February 18 - Drs. Georgia Eizenga and Anna McClung participated in the annual Rice Crop Germplasm Committee meeting held at New Orleans, LA. The purpose of the committee is to serve as a liaison between the research community and the National Plant Germplasm System. Discussions included an overview of the Rice Diversity Panel 2 (RDP2), developed by IRRI, which consists of 1,311 global rice accessions which have been genotyped with some 300,000 SNP markers. The RDP2 is currently being brought through quarantine as a result of a collaboration between ARS, APHIS, and university researchers. Over the last two years, ARS, APHIS, and the University of Arkansas have successfully brought through quarantine the Brazilian rice core collection. The possible introduction of an additional 3,000 global accessions being re-sequenced in China was also discussed. Other topics included a request to APHIS to import large quantities of rice seed from Argentina and the fact that the PVP office is now allowing marker data to document the uniqueness of new varieties. The DBNRRC efforts to continue to “fill-in” missing descriptor information on rice accessions in GRIN was commended by the panel.
February 19 - Dr. David Gealy consulted with Dr. Reid Smeda, University of Missouri, Columbia, MO, and provided seed of several US red rice cultivars from the USDA-ARS GRIN collection for use in rice allelopathy research.
February 20 - Dr. Yulin Jia consulted with Dr. Kirk Johnson, Hybrid Rice Breeding Manager, and Dr. Qiming Shao, Hybrid Rice Breeder, of Bayer Crop Sciences, El Campo, TX, and provided them with 20 rice cultivars from the USDA core collection with the molecular markers tagging two major resistance genes to rice blast disease.
February 23 - Dr. David Gealy provided panicles of rice to Gina Gorman at Ferguson & Katzman Inc., St. Louis, MO, to be used in a photo-shoot for pet food advertisements.
February 24 - Drs. Ming-Hsuan Chen, Rolfe Bryant, and Anna McClung met with Eric Jackson of General Mills to discuss the potential for utilizing genomic data for grain quality assessment in rice.
February 27 - Drs. Rolfe Bryant and Anna McClung discussed with Joe Kepiro of Rice Researchers, Inc., Glenn, CA, analytical methods to assess rice cooking quality.
February 28 - Dr. David Gealy provided information on carbon-12:carbon-13 isotope ratios in rice to Dr. Michael Trinkley, Chicora Foundation, Columbia, SC, for use in dietary analysis evaluation of historic human skeletal remains.

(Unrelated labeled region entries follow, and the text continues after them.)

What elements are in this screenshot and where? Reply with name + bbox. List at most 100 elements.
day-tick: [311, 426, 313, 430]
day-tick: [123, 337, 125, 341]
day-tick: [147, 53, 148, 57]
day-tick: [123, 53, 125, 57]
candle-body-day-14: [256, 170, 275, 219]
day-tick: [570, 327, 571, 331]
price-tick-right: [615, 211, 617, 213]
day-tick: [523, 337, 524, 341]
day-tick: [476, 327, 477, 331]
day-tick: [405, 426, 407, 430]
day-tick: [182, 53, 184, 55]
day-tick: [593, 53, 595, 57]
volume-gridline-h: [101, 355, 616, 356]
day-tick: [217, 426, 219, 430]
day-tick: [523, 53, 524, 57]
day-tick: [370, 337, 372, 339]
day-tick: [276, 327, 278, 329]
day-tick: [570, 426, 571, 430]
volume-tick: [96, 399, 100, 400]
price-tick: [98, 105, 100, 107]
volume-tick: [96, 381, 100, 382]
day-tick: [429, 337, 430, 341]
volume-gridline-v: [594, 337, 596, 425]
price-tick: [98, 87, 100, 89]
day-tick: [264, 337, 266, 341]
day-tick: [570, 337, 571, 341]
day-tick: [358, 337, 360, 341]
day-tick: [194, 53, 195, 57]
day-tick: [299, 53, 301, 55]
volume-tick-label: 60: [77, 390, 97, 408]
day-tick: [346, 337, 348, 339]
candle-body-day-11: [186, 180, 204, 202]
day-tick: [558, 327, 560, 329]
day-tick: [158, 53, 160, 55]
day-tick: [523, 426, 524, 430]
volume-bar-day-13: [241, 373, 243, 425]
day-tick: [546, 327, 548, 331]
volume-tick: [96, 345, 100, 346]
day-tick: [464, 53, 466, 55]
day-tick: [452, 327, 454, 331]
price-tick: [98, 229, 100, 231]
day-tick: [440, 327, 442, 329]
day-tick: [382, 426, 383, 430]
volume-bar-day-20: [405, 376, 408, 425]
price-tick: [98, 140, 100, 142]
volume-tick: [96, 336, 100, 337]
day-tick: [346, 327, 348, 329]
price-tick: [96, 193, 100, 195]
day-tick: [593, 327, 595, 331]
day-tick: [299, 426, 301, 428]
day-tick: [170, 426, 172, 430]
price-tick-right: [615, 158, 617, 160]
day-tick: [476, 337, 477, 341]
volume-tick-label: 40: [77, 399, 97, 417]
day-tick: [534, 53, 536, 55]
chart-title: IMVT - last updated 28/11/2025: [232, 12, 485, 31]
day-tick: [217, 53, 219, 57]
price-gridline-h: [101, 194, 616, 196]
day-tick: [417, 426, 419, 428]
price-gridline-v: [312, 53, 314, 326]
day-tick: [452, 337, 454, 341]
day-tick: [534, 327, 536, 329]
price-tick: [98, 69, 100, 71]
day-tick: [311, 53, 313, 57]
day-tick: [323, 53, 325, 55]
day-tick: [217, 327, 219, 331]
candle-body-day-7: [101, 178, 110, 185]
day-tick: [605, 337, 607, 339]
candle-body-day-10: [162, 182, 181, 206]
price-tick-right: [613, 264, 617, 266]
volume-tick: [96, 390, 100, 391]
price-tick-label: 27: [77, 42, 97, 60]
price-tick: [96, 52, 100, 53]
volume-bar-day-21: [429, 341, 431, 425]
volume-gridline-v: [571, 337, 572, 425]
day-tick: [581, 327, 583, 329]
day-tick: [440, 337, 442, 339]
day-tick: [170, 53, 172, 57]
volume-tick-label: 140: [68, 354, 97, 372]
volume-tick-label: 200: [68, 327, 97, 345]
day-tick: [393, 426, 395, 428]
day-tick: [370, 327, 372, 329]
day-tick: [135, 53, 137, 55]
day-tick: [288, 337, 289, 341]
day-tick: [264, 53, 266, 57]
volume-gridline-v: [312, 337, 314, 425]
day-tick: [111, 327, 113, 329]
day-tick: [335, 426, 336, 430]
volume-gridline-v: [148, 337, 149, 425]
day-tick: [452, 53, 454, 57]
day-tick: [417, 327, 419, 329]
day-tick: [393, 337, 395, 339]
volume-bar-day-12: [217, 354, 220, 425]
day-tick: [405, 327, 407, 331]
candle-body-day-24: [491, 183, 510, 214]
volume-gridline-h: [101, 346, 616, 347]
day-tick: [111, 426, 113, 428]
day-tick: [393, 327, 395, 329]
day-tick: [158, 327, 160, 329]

Non-technical Articles Published - none to report
Critical or Emerging Issues
A fungicide resistant form of the pathogen Rhizoctonia solani, which causes sheath blight disease in rice (and many other diseases in other crops) was found in a few Louisiana rice fields a couple of years ago. Since then it has spread some 20 miles from the original site. The resistance is due to a mutation that has occurred in the pathogen. However, other fungicides are available that attack a different pathway in the fungus.
Rice millers indicate that the number one complaint concerning US rice in the export market is due to high levels of chalk in the milled grain. Other concerns include shorter than desired grain length and grain fissuring that occurs during shipping.

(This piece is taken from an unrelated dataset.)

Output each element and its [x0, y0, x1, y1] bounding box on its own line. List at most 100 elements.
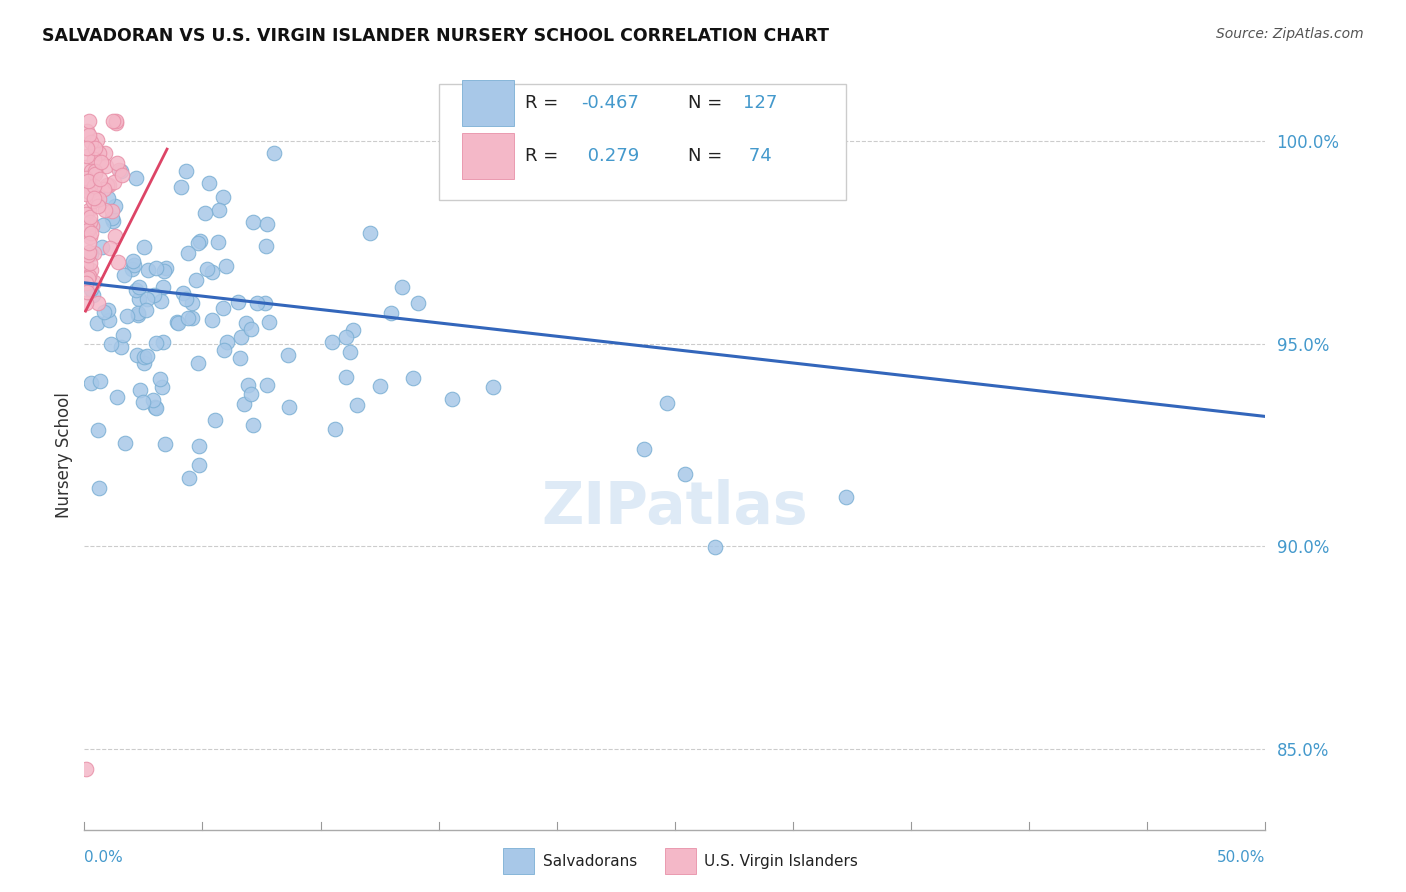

Researchers from Mississippi report that in 2014 five percent of all agricultural irrigation wells will be required to be metered in an effort to reduce water usage. Forty percent of the Mississippi alluvial aquifer is now showing signs of depletion.

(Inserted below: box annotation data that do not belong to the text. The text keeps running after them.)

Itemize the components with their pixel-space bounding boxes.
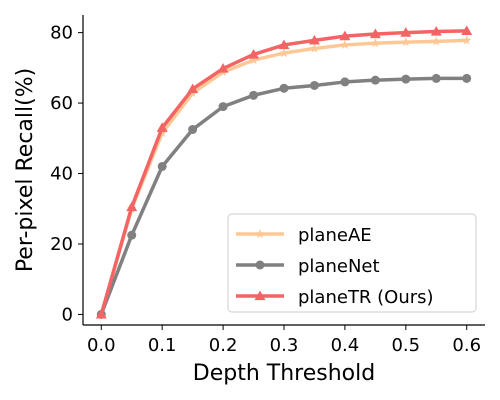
data-point [461, 25, 473, 35]
data-point [431, 73, 441, 83]
x-axis-label: Depth Threshold [193, 361, 375, 386]
legend-label: planeNet [298, 256, 380, 277]
legend-item: planeNet [236, 256, 380, 277]
series-planetr-ours [95, 25, 473, 319]
data-point [188, 124, 198, 134]
data-point [370, 75, 380, 85]
data-point [157, 161, 167, 171]
data-point [309, 80, 319, 90]
data-point [255, 260, 265, 270]
data-point [187, 83, 199, 94]
data-point [401, 37, 411, 47]
y-axis-label: Per-pixel Recall(%) [13, 68, 38, 272]
data-point [401, 74, 411, 84]
data-point [339, 30, 351, 41]
data-point [461, 35, 472, 45]
y-tick-label: 0 [62, 304, 73, 325]
y-tick-label: 20 [50, 234, 73, 255]
data-point [279, 48, 289, 58]
data-point [255, 229, 265, 239]
legend-item: planeAE [236, 225, 372, 246]
x-tick-label: 0.2 [209, 335, 238, 356]
data-point [156, 122, 168, 132]
y-ticks: 0 20 40 60 80 [50, 23, 83, 325]
data-point [95, 308, 107, 319]
x-tick-label: 0.3 [270, 335, 299, 356]
data-point [279, 83, 289, 93]
x-ticks: 0.0 0.1 0.2 0.3 0.4 0.5 0.6 [87, 325, 481, 356]
data-point [308, 34, 320, 45]
x-tick-label: 0.0 [87, 335, 116, 356]
data-point [217, 63, 229, 73]
y-tick-label: 40 [50, 164, 73, 185]
data-point [370, 38, 381, 48]
data-point [248, 55, 259, 65]
legend: planeAE planeNet planeTR (Ours) [227, 213, 477, 313]
data-point [340, 77, 350, 87]
data-point [340, 39, 350, 49]
series-group [95, 25, 473, 319]
legend-label: planeTR (Ours) [298, 287, 434, 308]
data-point [431, 36, 442, 46]
data-point [127, 230, 137, 240]
data-point [218, 102, 228, 112]
data-point [249, 90, 259, 100]
x-tick-label: 0.1 [148, 335, 177, 356]
legend-label: planeAE [298, 225, 372, 246]
data-point [400, 27, 412, 37]
x-tick-label: 0.4 [331, 335, 360, 356]
data-point [369, 28, 381, 39]
data-point [254, 290, 266, 301]
data-point [278, 39, 290, 50]
legend-box [227, 213, 477, 313]
data-point [248, 48, 260, 59]
y-tick-label: 80 [50, 23, 73, 44]
data-point [430, 26, 442, 36]
data-point [126, 201, 138, 212]
data-point [309, 43, 320, 53]
series-planenet [96, 73, 472, 319]
data-point [462, 73, 472, 83]
x-tick-label: 0.6 [452, 335, 481, 356]
legend-item: planeTR (Ours) [236, 287, 434, 308]
y-tick-label: 60 [50, 93, 73, 114]
x-tick-label: 0.5 [391, 335, 420, 356]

Arkansas is 4th in the US in irrigated acreage and 2nd in the nation in the volume of water applied, largely due to rice production. Eighty percent of this water comes from underground aquifers.
Most rice producing states are predicting an increase in acreage for rice production in 2014 as a result of declining prices for corn. However, Texas and California are currently experiencing drought conditions and acreage is not expected to increase in these states.